“7 menit. Cukup cepat,” komentar seorang pria yang hanya mendapatkan senyuman tipis dari sasaran ucapannya. “Seharusnya lebih cepat saat tahu jika lawanmu 2 poin di bawah levelmu,” ia menerima sebendel uang begitu orang yang dimaksud berhenti di sampingnya.
“Berikan dia kesempatan,” pria lain yang berdiri di sisi lainnya menyahut. “Ini pertarungan, bukan ajang kekuatan satu pukulan. Tidak adil rasanya jika kau tidak memberinya kesempatan membalas.”
Wajah setujuku langsung terlihat menanggapi kalimat barusan.
“Yah, baiklah. Kurasa benar juga,” Nick mengedikkan bahunya, tidak ingin melanjutkan argumennya. “Hei, dari mana asalmu?” ia mengalihkan pandangan ke arah laki-laki yang mengikutiku sejak kami menyelesaikan pertandingan kami barusan.
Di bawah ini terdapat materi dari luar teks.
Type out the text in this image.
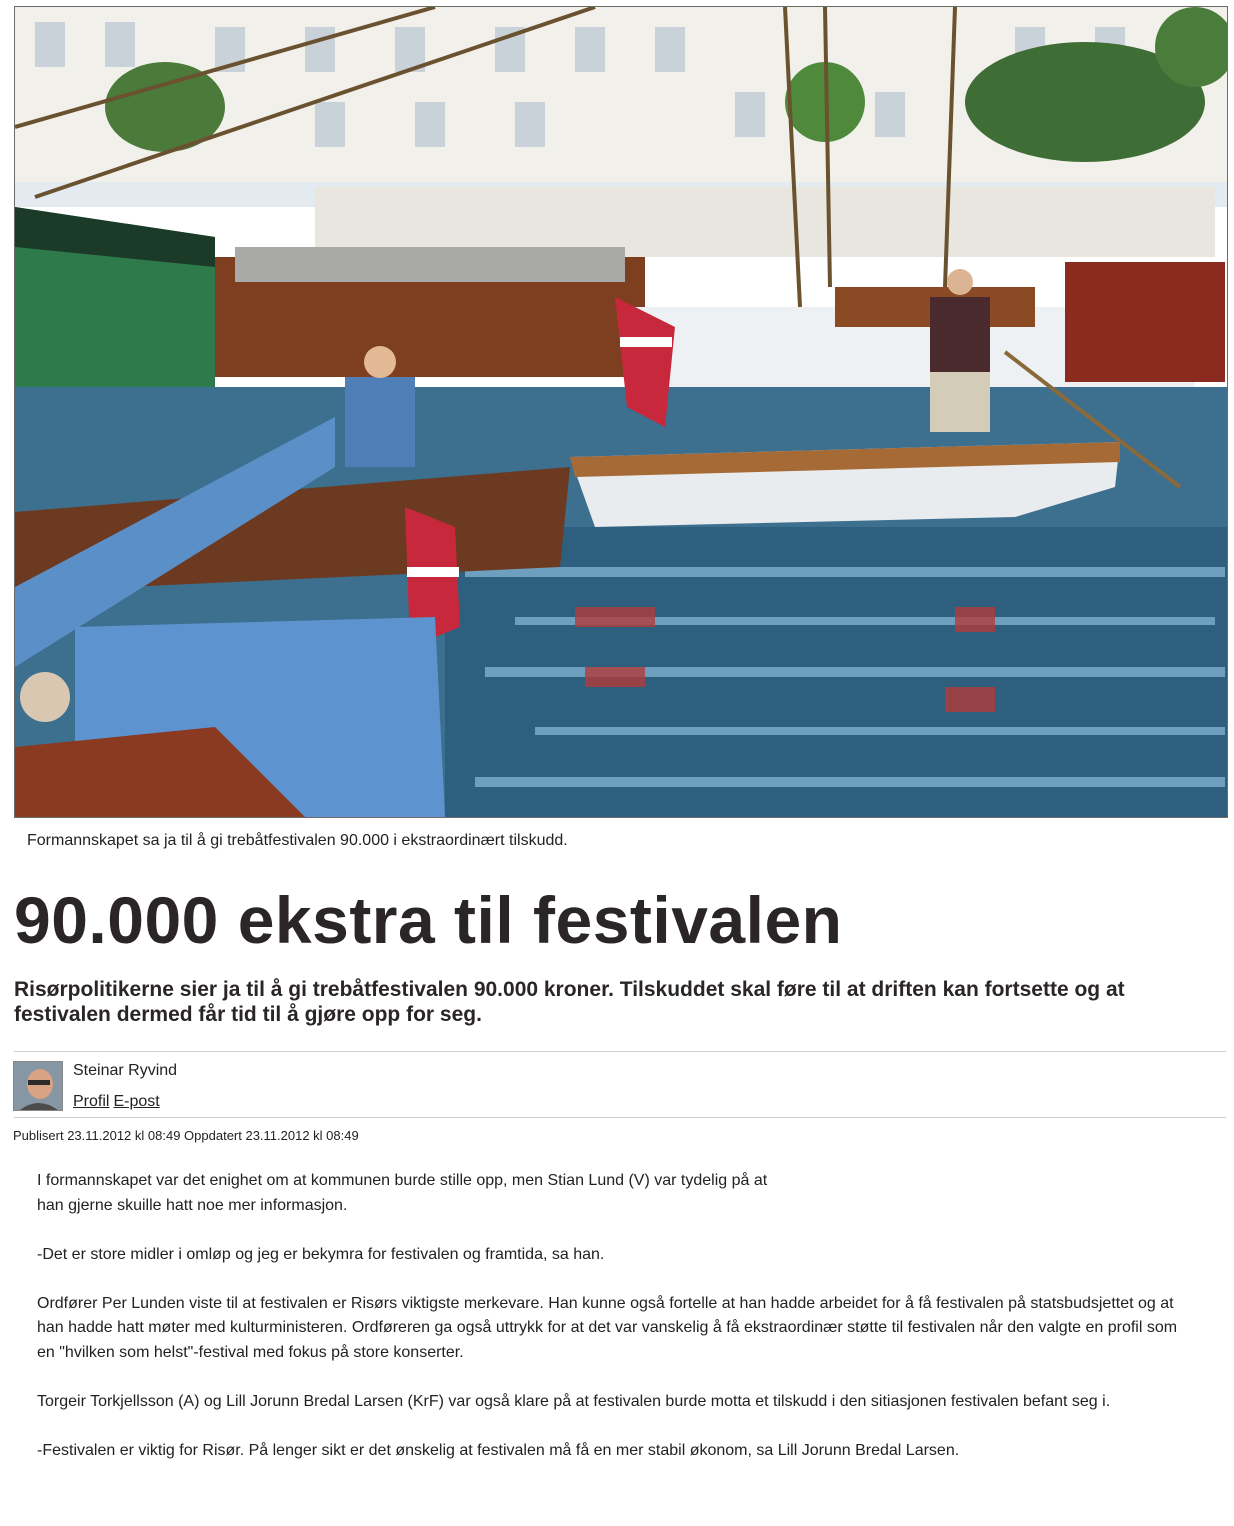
Formannskapet sa ja til å gi trebåtfestivalen 90.000 i ekstraordinært tilskudd.
90.000 ekstra til festivalen

Risørpolitikerne sier ja til å gi trebåtfestivalen 90.000 kroner. Tilskuddet skal føre til at driften kan fortsette og at festivalen dermed får tid til å gjøre opp for seg.

Steinar Ryvind
Profil E-post
Publisert 23.11.2012 kl 08:49 Oppdatert 23.11.2012 kl 08:49

I formannskapet var det enighet om at kommunen burde stille opp, men Stian Lund (V) var tydelig på at han gjerne skuille hatt noe mer informasjon.

-Det er store midler i omløp og jeg er bekymra for festivalen og framtida, sa han.

Ordfører Per Lunden viste til at festivalen er Risørs viktigste merkevare. Han kunne også fortelle at han hadde arbeidet for å få festivalen på statsbudsjettet og at han hadde hatt møter med kulturministeren. Ordføreren ga også uttrykk for at det var vanskelig å få ekstraordinær støtte til festivalen når den valgte en profil som en "hvilken som helst"-festival med fokus på store konserter.

Torgeir Torkjellsson (A) og Lill Jorunn Bredal Larsen (KrF) var også klare på at festivalen burde motta et tilskudd i den sitiasjonen festivalen befant seg i.

-Festivalen er viktig for Risør. På lenger sikt er det ønskelig at festivalen må få en mer stabil økonom, sa Lill Jorunn Bredal Larsen.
“Uhm,.. pinggir kota bagian selatan. Hampir perbatasan, 1 jam dari sini,” jawab Damon, masih mengatur energinya yang cukup terkuras.
Tidak ada komentar dari kami bertiga, walaupun kami mengetahui daerah yang ia maksud. Perhatian kami lebih ke arah depan, dimana Tuan Royce dan Tuan Craig menyudahi acara malam mereka. Beberapa detik kemudian, kedua pria terhormat itu membalik badan dan menuju ke pasukan masing-masing.
Kulihat jam tanganku, “kau bisa naik bus, kan?” tanyaku pada lawan tandingku tadi.
“Ya, tentu saja,” jawabnya bingung.
“Masih ada bus terakhir, kau akan menaikinya. Kami antar dirimu ke halte, setelah itu pulanglah,” ucapku seakan memberi instruksi. Lalu kuambil sepuluh lembar uang dari hasil kemenanganku dan menjejalkan pada tangan kanannya.
“Kau tidak perlu—“
“Kau perlu itu,” potongku, mengetahui tujuannya mengikuti Tuan Craig untuk pertandingan malam ini. “Anggap sebagai uang obat dari latihan kita malam ini.”
Dahinya berkerut memandang kami bertiga. “Latihan?”
Satu decakan Nick terdengar pelan, “jika ini pertarungan sungguhan, kau mungkin tidak akan berdiri saat ini, Bung,” senyum gelinya terlihat.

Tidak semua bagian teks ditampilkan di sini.